To further expand the observation that H4 Lys 20 methylation decreases in S-phase and peaks at mitosis, immunofluorescence studies were performed in Drosophila embryos. A recent report shows that the H4 Lys 20-methyl modification is present in Drosophila and is essential for Drosophila development and viability (Nishioka. 2002). In addition, the embryos provide an excellent model to study H4 Lys 20 methylation during the cell cycle since they rapidly and repeatedly shift from S-phase to mitosis -- this can be easily determined by DAPI staining. Consistent with the above findings, H4 Lys 20 methylation is clearly detected on chromosomes during both metaphase and anaphase, whereas staining during S-phase results in a faint signal even upon overexposure.
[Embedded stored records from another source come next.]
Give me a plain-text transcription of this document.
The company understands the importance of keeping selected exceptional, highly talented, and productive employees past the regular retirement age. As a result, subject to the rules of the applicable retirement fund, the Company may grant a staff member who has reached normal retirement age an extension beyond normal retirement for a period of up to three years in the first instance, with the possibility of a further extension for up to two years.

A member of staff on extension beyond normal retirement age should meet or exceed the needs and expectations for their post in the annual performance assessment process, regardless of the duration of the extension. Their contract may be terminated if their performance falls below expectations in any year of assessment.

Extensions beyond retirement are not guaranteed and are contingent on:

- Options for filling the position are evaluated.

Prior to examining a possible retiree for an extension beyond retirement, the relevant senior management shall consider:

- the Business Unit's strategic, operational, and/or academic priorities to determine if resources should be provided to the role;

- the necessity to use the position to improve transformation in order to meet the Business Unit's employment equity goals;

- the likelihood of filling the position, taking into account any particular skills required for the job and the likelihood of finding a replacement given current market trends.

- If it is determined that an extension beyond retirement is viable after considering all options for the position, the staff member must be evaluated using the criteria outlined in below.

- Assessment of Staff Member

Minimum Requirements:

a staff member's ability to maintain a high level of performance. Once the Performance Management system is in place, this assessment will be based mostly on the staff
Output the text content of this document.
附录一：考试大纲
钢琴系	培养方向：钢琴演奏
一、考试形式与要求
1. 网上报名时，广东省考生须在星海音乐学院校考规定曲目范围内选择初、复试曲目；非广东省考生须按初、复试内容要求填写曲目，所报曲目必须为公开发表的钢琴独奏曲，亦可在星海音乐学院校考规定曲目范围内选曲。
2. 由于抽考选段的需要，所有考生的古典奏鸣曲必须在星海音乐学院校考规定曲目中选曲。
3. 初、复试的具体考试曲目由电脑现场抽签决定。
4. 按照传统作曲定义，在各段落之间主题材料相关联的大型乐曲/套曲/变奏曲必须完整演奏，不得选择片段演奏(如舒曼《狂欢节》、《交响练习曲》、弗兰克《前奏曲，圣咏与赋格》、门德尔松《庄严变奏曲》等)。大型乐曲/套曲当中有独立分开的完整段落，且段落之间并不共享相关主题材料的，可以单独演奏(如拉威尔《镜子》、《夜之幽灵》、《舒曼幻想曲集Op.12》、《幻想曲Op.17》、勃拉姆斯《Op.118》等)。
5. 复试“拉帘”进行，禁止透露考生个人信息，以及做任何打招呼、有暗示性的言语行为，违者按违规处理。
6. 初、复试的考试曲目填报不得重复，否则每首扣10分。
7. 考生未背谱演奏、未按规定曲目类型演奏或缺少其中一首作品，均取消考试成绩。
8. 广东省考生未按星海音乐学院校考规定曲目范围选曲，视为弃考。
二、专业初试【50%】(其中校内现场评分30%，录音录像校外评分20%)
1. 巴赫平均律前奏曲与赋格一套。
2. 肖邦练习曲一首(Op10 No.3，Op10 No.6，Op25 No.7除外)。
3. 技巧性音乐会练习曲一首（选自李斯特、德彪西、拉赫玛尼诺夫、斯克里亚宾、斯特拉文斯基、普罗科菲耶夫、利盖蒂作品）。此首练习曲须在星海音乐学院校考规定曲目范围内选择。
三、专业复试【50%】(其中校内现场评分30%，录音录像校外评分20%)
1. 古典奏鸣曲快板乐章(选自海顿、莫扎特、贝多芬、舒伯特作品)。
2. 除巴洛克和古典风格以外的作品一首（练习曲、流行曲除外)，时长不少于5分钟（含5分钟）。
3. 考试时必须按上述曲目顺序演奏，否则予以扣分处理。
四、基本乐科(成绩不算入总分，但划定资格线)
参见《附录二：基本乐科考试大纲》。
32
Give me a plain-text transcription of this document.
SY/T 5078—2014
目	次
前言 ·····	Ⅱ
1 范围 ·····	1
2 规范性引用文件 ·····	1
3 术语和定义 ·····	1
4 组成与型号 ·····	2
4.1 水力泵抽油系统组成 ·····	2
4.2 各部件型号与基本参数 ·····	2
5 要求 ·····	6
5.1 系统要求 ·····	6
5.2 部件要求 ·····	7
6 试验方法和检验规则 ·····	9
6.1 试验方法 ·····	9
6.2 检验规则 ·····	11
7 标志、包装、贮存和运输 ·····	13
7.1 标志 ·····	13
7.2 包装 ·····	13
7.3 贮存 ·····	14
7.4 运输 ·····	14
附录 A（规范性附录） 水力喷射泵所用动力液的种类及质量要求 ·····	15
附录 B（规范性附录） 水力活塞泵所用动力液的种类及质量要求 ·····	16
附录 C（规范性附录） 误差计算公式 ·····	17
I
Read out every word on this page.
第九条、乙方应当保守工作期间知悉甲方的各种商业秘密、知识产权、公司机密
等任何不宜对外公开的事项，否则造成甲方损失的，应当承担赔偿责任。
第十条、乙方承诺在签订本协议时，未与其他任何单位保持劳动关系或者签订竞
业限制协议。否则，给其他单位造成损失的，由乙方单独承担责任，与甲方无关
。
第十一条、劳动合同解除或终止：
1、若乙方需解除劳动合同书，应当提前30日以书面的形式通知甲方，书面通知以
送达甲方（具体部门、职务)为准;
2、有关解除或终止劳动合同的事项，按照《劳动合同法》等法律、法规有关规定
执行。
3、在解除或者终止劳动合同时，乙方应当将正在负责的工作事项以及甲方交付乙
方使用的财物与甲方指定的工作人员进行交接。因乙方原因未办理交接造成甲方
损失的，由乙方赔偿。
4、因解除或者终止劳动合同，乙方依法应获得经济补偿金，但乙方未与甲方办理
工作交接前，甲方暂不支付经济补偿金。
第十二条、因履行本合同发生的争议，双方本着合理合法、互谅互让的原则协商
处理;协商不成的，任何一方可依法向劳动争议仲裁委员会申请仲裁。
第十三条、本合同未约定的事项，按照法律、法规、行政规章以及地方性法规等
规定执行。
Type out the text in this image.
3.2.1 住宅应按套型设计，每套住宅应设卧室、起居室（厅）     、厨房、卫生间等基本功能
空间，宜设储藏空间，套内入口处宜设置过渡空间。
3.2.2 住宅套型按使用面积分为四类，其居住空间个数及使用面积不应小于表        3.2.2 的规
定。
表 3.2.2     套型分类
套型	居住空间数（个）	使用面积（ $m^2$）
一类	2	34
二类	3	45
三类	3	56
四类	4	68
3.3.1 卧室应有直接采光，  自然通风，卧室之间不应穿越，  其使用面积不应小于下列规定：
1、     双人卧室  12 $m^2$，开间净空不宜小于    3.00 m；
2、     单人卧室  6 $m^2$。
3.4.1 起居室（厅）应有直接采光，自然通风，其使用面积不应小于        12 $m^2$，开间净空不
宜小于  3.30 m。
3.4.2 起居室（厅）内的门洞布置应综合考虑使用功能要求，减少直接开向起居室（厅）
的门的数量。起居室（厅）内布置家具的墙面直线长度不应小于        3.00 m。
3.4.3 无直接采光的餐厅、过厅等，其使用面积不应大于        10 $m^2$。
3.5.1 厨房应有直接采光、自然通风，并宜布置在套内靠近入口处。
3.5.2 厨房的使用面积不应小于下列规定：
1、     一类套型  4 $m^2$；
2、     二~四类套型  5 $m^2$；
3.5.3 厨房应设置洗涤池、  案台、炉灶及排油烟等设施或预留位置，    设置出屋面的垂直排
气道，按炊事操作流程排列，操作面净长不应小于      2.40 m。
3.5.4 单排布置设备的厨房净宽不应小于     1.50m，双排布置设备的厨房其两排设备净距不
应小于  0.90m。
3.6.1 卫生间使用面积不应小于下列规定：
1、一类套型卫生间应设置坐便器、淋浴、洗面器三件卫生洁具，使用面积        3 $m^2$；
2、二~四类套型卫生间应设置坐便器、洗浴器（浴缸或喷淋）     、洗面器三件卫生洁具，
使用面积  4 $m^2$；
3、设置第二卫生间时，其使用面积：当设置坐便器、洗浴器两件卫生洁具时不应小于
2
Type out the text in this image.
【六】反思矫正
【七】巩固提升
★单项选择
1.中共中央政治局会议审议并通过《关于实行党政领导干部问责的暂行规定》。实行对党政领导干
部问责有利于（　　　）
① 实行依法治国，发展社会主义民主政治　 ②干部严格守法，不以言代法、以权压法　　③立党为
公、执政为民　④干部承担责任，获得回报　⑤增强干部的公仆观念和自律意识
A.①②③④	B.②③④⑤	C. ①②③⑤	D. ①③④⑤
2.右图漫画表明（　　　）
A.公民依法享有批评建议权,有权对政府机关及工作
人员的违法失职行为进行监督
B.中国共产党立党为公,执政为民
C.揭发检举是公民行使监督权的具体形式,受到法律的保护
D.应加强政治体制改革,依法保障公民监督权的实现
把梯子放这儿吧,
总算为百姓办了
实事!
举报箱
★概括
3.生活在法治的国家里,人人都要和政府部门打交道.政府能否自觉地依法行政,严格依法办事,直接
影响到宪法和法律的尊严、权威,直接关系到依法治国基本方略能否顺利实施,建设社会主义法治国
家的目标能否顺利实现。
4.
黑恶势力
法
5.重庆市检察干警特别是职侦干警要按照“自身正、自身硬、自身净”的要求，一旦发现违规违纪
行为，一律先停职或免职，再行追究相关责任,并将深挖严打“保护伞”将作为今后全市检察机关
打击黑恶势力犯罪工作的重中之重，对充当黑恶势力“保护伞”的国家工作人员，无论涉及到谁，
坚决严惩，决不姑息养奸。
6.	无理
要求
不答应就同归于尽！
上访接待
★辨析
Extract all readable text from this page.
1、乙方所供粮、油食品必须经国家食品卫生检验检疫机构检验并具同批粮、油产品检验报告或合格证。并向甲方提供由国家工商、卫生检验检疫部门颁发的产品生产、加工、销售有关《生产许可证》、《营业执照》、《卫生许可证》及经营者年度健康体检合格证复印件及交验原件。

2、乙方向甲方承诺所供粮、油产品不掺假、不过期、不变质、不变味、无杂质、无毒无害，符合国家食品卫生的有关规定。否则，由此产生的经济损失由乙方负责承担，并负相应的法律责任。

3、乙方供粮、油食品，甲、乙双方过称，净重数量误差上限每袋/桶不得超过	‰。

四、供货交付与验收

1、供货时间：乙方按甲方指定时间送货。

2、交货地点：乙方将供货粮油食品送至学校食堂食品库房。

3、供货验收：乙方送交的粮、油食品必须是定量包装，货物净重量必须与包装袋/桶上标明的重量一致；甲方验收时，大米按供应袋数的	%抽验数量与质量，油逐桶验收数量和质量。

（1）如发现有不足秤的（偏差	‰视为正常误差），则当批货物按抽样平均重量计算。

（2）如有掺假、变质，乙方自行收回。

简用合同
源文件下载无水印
It is hypothesized that the faint signal during S-phase most likely reflects a combination of dilution of the modification by histone deposition as well as the decrease in chromatin condensation, which could contribute to a dispersion of the signal resulting in a decreased ability to detect the modification. Regardless, these data confirm that H4 Lys 20 methylation is decreased during S-phase and increased specifically during mitosis (Rice, 2002).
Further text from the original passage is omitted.